Cheyenne asks how a disease could affect men, and not women—and how it could spare Jewish men. Hope is not put off! She has Answers.

“How indeed? Hormones could be the key facto rotate causes a disease to affect only the male population. As far as not hitting Jewish men, it is my theory that blood type has something to do with it. Unlike the rest of the world’s population, many Jews are B-positive, especially those from Germany. Different blood types have certain strengths and weaknesses. It is known that B-positive has stronger immune properties, which would protect against strange diseases.”

This sounds like bullshit.

“On the other hand, there is the possibility hat the berry brew is the deciding factor in the survival of the Jewish males. It is possible that the Jews will have the berry brew readily available to them. Maybe it’s both the blood type and the brew that helps them survive.”

Uh. Sure. Sure, Debi. Sure.

Anyway, according to verse 19, this consumption kills in one day. There appears to be so much death and blood that it takes a flood to cleanse the land.”

“Does it say why God sends this plague?” Cheyenne asked.

Hope bit the inside of her cheek, trying to remember what Malachi had taught her.

How very typical.

“The Scripture suggests that it has something to do with a covenant or agreement between two political groups that decide to take over Jerusalem. God says this covenant will be disannuled due to the overflowing scourge.”

I don’t like the sound of any of this.

“Hey, here it is; look at this. Isaiah chapter 4 talks about seven women taking hold of one man.”

Long story short, Hope explains that the verse says that seven women will take hold of one man and demand to be polygamists, so that they will have a husband, due to the shortage of men. They must be talking about this plague! But here’s the thing. Weren’t we already told that the mysterious plague comes from Isaiah 28? Now we’re going back to Isaiah chapter 4 and somehow claiming it’s about the same thing? This is the problem that happens when evangelicals get all up in Bible prophecy.

Hope next turns to Zechariah 8. She tells Cheyenne that it says the Jewish people “were a curse to the whole world, but now they will be considered a blessing.” Hope explains:

“When has Israel ever been considered a blessing to the world? But if they had a way to bring healing to the world … like a berry brew … and their men were in good shape when a goodly portion of the world’s male population had been decimated? Well?”

Oh. My. GOD.

Something just feels so wrong about all of this.

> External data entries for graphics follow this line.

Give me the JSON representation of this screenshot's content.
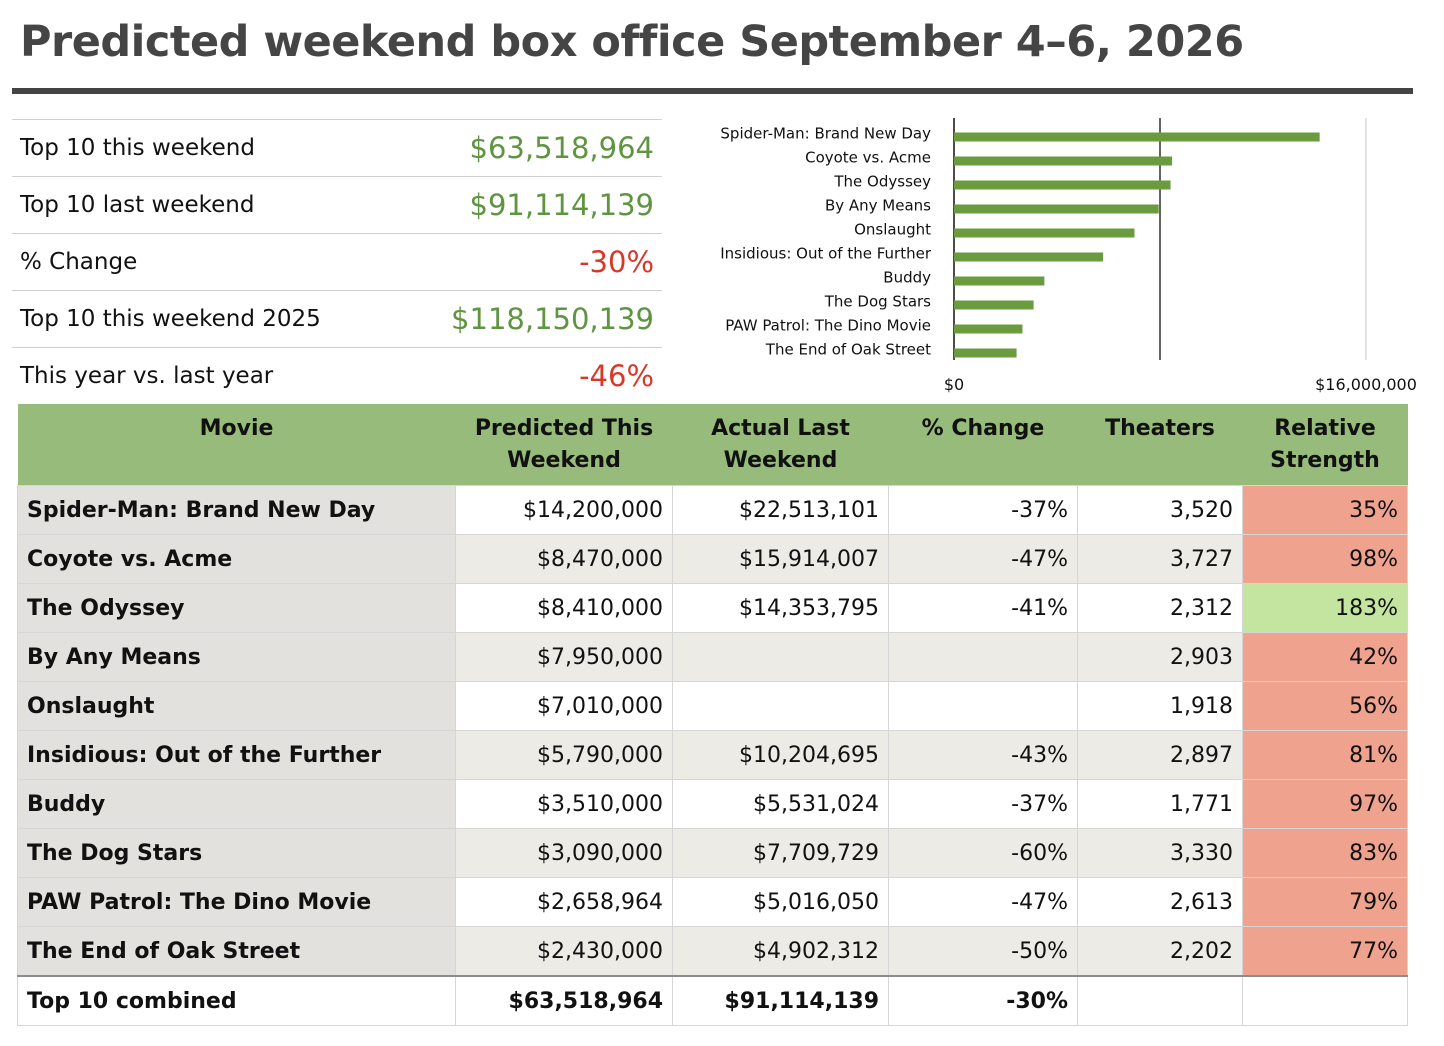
{
  "title": "Predicted weekend box office September 4–6, 2026",
  "summary": [
    {
      "label": "Top 10 this weekend",
      "value": "$63,518,964",
      "negative": false
    },
    {
      "label": "Top 10 last weekend",
      "value": "$91,114,139",
      "negative": false
    },
    {
      "label": "% Change",
      "value": "-30%",
      "negative": true
    },
    {
      "label": "Top 10 this weekend 2025",
      "value": "$118,150,139",
      "negative": false
    },
    {
      "label": "This year vs. last year",
      "value": "-46%",
      "negative": true
    }
  ],
  "colors": {
    "bar": "#6a9b3f",
    "header": "#97bb7b",
    "positive_text": "#5f9441",
    "negative_text": "#d7382a",
    "strength_low": "#efa28e",
    "strength_high": "#c3e59f"
  },
  "chart_data": {
    "type": "bar",
    "orientation": "horizontal",
    "categories": [
      "Spider-Man: Brand New Day",
      "Coyote vs. Acme",
      "The Odyssey",
      "By Any Means",
      "Onslaught",
      "Insidious: Out of the Further",
      "Buddy",
      "The Dog Stars",
      "PAW Patrol: The Dino Movie",
      "The End of Oak Street"
    ],
    "values": [
      14200000,
      8470000,
      8410000,
      7950000,
      7010000,
      5790000,
      3510000,
      3090000,
      2658964,
      2430000
    ],
    "xlim": [
      0,
      16000000
    ],
    "x_tick_labels": [
      "$0",
      "$16,000,000"
    ],
    "gridlines": [
      8000000,
      16000000
    ],
    "title": "",
    "xlabel": "",
    "ylabel": ""
  },
  "table": {
    "headers": {
      "movie": "Movie",
      "predicted_1": "Predicted This",
      "predicted_2": "Weekend",
      "actual_1": "Actual Last",
      "actual_2": "Weekend",
      "change": "% Change",
      "theaters": "Theaters",
      "strength_1": "Relative",
      "strength_2": "Strength"
    },
    "rows": [
      {
        "movie": "Spider-Man: Brand New Day",
        "predicted": "$14,200,000",
        "actual": "$22,513,101",
        "change": "-37%",
        "theaters": "3,520",
        "strength": "35%",
        "strength_level": "low"
      },
      {
        "movie": "Coyote vs. Acme",
        "predicted": "$8,470,000",
        "actual": "$15,914,007",
        "change": "-47%",
        "theaters": "3,727",
        "strength": "98%",
        "strength_level": "low"
      },
      {
        "movie": "The Odyssey",
        "predicted": "$8,410,000",
        "actual": "$14,353,795",
        "change": "-41%",
        "theaters": "2,312",
        "strength": "183%",
        "strength_level": "high"
      },
      {
        "movie": "By Any Means",
        "predicted": "$7,950,000",
        "actual": "",
        "change": "",
        "theaters": "2,903",
        "strength": "42%",
        "strength_level": "low"
      },
      {
        "movie": "Onslaught",
        "predicted": "$7,010,000",
        "actual": "",
        "change": "",
        "theaters": "1,918",
        "strength": "56%",
        "strength_level": "low"
      },
      {
        "movie": "Insidious: Out of the Further",
        "predicted": "$5,790,000",
        "actual": "$10,204,695",
        "change": "-43%",
        "theaters": "2,897",
        "strength": "81%",
        "strength_level": "low"
      },
      {
        "movie": "Buddy",
        "predicted": "$3,510,000",
        "actual": "$5,531,024",
        "change": "-37%",
        "theaters": "1,771",
        "strength": "97%",
        "strength_level": "low"
      },
      {
        "movie": "The Dog Stars",
        "predicted": "$3,090,000",
        "actual": "$7,709,729",
        "change": "-60%",
        "theaters": "3,330",
        "strength": "83%",
        "strength_level": "low"
      },
      {
        "movie": "PAW Patrol: The Dino Movie",
        "predicted": "$2,658,964",
        "actual": "$5,016,050",
        "change": "-47%",
        "theaters": "2,613",
        "strength": "79%",
        "strength_level": "low"
      },
      {
        "movie": "The End of Oak Street",
        "predicted": "$2,430,000",
        "actual": "$4,902,312",
        "change": "-50%",
        "theaters": "2,202",
        "strength": "77%",
        "strength_level": "low"
      }
    ],
    "total": {
      "label": "Top 10 combined",
      "predicted": "$63,518,964",
      "actual": "$91,114,139",
      "change": "-30%"
    }
  }
}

It reminds me of all the books written in the 70s about the role the Soviet Union was to play in the end times. And we all know how that went.

I’ll leave you with this:

“I read yesterday that the President said Jerusalem is the International City. He said that the middle 3 letters of Jerusalem are USA, like that somehow made America responsible for seeing to it that Jerusalem becomes the international capital city.”

That holds up. It sounds like something Trump would say.

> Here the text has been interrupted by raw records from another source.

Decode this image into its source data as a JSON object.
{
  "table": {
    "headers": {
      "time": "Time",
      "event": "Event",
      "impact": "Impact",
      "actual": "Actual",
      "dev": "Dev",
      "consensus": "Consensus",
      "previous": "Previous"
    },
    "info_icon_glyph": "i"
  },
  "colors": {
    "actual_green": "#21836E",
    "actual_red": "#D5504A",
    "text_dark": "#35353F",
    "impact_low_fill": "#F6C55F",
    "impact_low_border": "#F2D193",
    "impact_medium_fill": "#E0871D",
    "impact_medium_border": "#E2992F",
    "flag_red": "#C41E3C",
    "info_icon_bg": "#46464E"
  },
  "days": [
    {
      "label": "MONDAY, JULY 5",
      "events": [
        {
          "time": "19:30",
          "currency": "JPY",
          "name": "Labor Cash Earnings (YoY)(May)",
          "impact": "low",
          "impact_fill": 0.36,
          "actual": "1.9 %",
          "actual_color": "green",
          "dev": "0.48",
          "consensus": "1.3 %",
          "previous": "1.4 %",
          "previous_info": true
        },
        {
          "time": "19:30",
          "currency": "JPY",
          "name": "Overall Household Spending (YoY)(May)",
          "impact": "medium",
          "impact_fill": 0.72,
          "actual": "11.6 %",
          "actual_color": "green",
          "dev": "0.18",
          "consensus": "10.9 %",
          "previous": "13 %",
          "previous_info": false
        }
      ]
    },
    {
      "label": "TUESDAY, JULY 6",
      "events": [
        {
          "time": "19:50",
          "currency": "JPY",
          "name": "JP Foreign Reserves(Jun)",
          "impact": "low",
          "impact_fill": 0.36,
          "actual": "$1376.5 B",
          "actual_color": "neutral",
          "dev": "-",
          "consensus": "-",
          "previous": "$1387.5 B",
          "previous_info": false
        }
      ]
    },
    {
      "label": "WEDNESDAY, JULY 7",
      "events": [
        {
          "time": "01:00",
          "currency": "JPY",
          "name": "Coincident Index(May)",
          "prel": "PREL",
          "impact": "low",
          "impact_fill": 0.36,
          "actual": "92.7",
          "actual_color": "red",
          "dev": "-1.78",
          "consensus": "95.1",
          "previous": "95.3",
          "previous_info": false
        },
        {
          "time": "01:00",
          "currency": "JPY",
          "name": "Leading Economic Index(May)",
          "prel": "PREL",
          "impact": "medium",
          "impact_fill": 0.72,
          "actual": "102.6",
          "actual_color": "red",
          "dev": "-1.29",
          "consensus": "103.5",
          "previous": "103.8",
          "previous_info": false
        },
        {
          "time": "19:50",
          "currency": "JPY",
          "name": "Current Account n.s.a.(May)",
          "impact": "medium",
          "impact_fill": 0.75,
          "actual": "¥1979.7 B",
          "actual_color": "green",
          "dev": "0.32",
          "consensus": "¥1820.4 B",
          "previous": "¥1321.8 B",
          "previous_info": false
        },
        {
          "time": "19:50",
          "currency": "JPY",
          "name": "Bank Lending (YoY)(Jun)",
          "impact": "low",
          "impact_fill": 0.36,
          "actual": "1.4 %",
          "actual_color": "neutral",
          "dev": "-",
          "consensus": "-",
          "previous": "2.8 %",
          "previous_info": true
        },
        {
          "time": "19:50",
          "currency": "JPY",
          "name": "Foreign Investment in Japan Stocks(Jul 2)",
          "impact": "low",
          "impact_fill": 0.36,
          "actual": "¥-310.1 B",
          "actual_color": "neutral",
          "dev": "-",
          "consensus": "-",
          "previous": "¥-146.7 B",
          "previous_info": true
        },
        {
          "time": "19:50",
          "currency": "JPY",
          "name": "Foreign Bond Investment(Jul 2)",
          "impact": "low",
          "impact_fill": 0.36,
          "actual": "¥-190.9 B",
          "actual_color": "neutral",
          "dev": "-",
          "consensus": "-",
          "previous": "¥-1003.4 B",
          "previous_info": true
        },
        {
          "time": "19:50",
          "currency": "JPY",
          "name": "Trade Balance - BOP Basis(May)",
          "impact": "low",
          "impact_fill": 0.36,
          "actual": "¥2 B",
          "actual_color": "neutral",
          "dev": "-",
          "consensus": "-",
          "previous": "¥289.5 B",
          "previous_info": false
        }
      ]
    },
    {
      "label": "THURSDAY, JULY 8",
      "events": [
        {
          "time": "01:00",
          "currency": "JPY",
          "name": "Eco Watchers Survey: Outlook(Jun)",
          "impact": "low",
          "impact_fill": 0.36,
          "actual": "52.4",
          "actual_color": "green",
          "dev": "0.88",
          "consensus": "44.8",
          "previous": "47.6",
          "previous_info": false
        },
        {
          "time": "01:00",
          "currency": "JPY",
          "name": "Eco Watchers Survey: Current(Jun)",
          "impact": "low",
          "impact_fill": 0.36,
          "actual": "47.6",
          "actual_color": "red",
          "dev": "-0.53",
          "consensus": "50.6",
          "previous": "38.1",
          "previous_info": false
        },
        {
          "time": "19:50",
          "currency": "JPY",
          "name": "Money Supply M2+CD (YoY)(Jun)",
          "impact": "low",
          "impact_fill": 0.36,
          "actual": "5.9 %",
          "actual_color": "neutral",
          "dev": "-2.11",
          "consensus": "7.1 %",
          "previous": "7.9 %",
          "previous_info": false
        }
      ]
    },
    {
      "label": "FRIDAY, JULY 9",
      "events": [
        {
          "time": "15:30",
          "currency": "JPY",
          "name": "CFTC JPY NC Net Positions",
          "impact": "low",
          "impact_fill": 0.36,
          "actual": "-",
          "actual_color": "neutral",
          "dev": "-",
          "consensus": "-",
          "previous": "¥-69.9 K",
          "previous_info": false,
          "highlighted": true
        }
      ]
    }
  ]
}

And that’s it for this week. Derek is still out back choking on his donut, and Asher is still on the ridge trying to figure out where the noise of Derek choking is coming from. We could keep going to see what happens to them, but Hope and Cheyenne’s prophecy nonsense has me wiped for the week.

Tune in next week to see Hope resurrect a dead dog.

Actually, tune in next week to see whether I’m joking about that.

Or, tune in next week to learn that for all the talk about her berry brew, Hope actually has an even more secret berry brew that would end the existence of death itself—which is why they have to hide it.

Or who knows, maybe I’m joking about that too!